Mary Ellen Stolecki, NP, MSN
Mary Ellen is a board certified pediatric nurse practitioner in the Developmental and Behavioral Pediatrics Division at Boston Medical Center and an Instructor of Pediatrics at Boston University School of Medicine.
She specializes in primary care of the Child with Special Health Care Needs (CSHCN) in the Comprehensive Care Program. She also practices in the Pediatric Gastroenterology Division providing specialty care for gastrointestinal (GI) conditions.
Her clinical interests are primary care for medically complex children (as well as GI issues) of CSHCN including: care of the premature infant, autism, cerebral palsy, seizures, Down syndrome, Williams syndrome, Turner syndrome,achrondroplasia,and multiple congenital anomalies.
Jodi Wenger, MD
Jodi Wenger, MD is a graduate of Dartmouth Medical School who completed her pediatric residency at Boston Medical Center. She spent several years on the Navajo Reservation in northeastern Arizona before transitioning back to Dartmouth Hitchcock Medical Center in Lebanon, NH. She served as a pediatric hospitalist, outpatient provider and educator at Dartmouth Medical School.
She has always had an interest in children with special health care needs. She worked in the Comprehensive Care Program at BMC as a resident and is thrilled to return.

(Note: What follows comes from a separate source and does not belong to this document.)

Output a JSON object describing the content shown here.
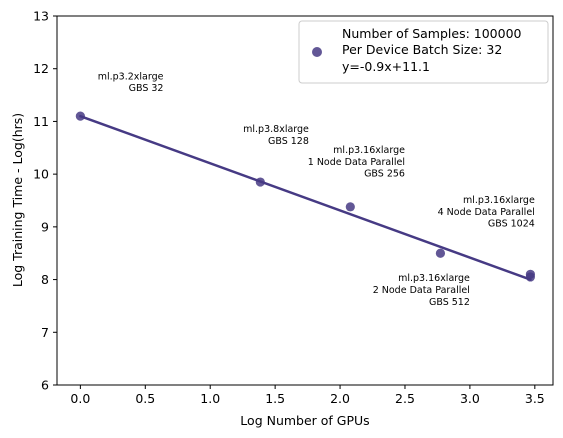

She was the general pediatrician at the multidisciplinary spina bifida clinic at Dartmouth Hitchcock and cared for children with neurologic challenges while on the Navajo Reservation.
Dr. Wenger has also had an interest in resident work hour reform and continues to support the software she and her husband created during her chief resident year. Amion, continues to allow one to make fair physician call schedules that can be easily accessed online.
Barry Zuckerman, MD
Dr. Zuckerman is Professor and Chair Emeritus of Pediatrics at Boston University School of Medicine/Boston Medical Center. He is a national and international leader in child health and development. His research focuses on the interplay among biological, social and psychological factors as they contribute to children's health and development. Dr. Zuckerman and colleagues have developed four programs that transformed health care to better meet the needs of low income and minority children. The success of these efforts is that they are now all national programs; Reach Out and Read, Medical-Legal Partnership, Health Leads and Healthy Steps. In addition to more than 250 scientific publications, he has edited nine books, including three editions of Behavioral and Developmental Pediatrics: Handbook for Primary Care. He has served on prestigious national committees; National Commission on Children, Carnegie Commission on Young Children, Bright Futures, and has received numerous national and international awards including the C. Anderson Aldrich for Child Development and the Joseph St Geme Award for Leadership from AAP, and the Policy and Advocacy award and Health Care Delivery Award from the APA. He has consulted in Turkey, Bangladesh, and Thailand regarding child development.